Major commercial banks agree to further reduce interest rates

Four State-owned commercial joint stock banks in Vietnam have reached a high consensus on the State Bank of Vietnam (SBV)’s policy on reducing interest rates in the coming time.

The information was released by Pham Chi Quang, Director of the SBV’s Monetary Policy Department, at a conference on credit work and the implementation of Circular 02/2023 to discuss solutions to support credit growth this year, held in Hanoi on April 25.

Quang said that in recent times, the Government and the central bank have continuously issued policies to assist businesses and people and remove difficulties in the real estate and corporate bonds markets such as increasing money supply, reducing interest rates, purchasing valuable papers, and continuously reducing interest rates on the open market from 6% to 5% at present.

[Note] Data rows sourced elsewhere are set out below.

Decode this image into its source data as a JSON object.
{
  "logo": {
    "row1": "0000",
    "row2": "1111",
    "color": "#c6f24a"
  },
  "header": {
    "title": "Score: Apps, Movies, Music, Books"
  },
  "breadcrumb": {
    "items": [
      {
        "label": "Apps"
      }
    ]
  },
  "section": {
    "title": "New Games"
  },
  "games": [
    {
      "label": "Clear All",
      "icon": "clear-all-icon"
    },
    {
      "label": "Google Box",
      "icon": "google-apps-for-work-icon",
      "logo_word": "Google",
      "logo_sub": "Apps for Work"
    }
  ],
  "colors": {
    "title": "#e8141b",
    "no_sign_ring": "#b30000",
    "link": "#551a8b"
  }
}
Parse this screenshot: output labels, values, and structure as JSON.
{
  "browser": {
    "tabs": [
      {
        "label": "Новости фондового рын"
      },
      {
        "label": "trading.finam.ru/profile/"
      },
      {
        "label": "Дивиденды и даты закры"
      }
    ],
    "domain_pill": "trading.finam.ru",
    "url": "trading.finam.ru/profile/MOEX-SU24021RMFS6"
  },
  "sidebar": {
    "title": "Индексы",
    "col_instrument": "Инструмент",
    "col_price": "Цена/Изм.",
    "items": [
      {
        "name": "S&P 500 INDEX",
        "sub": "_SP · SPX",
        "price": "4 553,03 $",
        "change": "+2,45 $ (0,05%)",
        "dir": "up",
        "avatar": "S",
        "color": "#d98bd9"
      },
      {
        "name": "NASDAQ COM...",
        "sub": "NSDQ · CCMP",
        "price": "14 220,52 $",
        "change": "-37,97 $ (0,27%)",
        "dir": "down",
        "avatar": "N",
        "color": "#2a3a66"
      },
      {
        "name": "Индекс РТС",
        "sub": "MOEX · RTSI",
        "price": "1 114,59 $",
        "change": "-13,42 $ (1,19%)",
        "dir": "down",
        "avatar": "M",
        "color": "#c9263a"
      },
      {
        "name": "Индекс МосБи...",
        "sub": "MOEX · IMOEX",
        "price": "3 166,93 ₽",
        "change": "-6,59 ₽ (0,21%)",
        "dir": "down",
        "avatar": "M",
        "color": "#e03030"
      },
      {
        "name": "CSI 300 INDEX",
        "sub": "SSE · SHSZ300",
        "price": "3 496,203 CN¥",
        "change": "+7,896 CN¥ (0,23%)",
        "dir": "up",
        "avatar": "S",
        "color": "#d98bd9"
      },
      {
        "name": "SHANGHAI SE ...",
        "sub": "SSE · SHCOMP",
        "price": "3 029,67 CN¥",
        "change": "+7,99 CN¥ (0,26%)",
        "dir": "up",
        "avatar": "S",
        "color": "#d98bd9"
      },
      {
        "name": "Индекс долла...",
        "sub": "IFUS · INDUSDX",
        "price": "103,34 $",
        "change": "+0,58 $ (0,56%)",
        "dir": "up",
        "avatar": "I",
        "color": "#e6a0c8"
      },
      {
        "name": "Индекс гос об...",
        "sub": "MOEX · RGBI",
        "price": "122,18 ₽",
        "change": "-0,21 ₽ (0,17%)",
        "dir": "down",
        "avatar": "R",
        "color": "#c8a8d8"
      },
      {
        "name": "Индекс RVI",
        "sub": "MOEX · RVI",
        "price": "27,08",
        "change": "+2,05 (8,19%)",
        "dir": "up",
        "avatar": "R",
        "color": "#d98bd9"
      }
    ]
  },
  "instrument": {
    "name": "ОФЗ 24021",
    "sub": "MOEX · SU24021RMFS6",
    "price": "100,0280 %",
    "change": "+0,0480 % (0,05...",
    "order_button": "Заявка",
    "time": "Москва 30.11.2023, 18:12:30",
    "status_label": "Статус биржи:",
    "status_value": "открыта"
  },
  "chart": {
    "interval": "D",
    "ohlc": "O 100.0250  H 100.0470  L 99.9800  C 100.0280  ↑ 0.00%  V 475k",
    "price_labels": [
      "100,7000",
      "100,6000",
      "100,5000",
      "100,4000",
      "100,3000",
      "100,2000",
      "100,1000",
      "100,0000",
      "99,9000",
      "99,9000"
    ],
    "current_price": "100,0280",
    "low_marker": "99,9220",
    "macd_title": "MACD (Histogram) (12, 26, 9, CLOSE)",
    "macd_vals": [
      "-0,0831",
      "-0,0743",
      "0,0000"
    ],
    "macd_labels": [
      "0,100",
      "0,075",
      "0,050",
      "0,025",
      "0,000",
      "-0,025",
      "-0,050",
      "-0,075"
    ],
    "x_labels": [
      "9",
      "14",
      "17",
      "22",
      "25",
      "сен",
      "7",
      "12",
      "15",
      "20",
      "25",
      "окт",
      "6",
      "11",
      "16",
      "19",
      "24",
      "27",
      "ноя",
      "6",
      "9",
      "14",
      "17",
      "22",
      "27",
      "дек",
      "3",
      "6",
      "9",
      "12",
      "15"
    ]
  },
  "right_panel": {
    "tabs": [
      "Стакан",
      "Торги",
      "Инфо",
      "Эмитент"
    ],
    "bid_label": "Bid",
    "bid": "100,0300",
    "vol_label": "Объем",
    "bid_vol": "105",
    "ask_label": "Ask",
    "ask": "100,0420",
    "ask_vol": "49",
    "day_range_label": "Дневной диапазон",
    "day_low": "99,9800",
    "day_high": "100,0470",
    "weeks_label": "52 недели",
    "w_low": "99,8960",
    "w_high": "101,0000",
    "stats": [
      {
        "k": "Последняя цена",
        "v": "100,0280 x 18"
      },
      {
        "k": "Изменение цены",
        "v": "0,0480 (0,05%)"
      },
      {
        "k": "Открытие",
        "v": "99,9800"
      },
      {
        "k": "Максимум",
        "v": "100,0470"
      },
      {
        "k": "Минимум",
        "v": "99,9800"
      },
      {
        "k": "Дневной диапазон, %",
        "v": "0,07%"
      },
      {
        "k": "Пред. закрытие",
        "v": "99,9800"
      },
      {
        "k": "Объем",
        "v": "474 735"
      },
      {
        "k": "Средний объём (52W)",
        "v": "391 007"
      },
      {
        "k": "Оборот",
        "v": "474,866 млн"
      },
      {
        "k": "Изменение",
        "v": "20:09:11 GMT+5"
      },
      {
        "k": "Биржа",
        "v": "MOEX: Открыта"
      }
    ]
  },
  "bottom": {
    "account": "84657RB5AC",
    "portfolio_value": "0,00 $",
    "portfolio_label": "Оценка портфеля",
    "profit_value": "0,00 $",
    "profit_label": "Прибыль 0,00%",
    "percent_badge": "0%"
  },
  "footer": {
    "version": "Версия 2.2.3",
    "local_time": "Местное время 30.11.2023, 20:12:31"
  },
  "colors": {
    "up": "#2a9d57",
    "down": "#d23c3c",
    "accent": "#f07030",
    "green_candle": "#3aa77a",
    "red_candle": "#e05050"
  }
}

In addition, the SBV has also bought a large amount of foreign currencies to increase foreign exchange reserves. Since the beginning of this year, it has reduced regulatory interest rates twice, while the interest rates for new loans have decreased by 0.6% compared to the end of 2022 and will be on a downward trend in the coming time.

The SBV’s permanent Deputy Governor Dao Minh Tu pointed to abnormally high lending interest rates in some banks such as KienlongBank, VPBank, and VietABank. He demanded those banks to explain the reason behind the high rates to the SBV within next week.

He also requested inspection and supervision agencies to closely monitor the interest rate situation of these banks.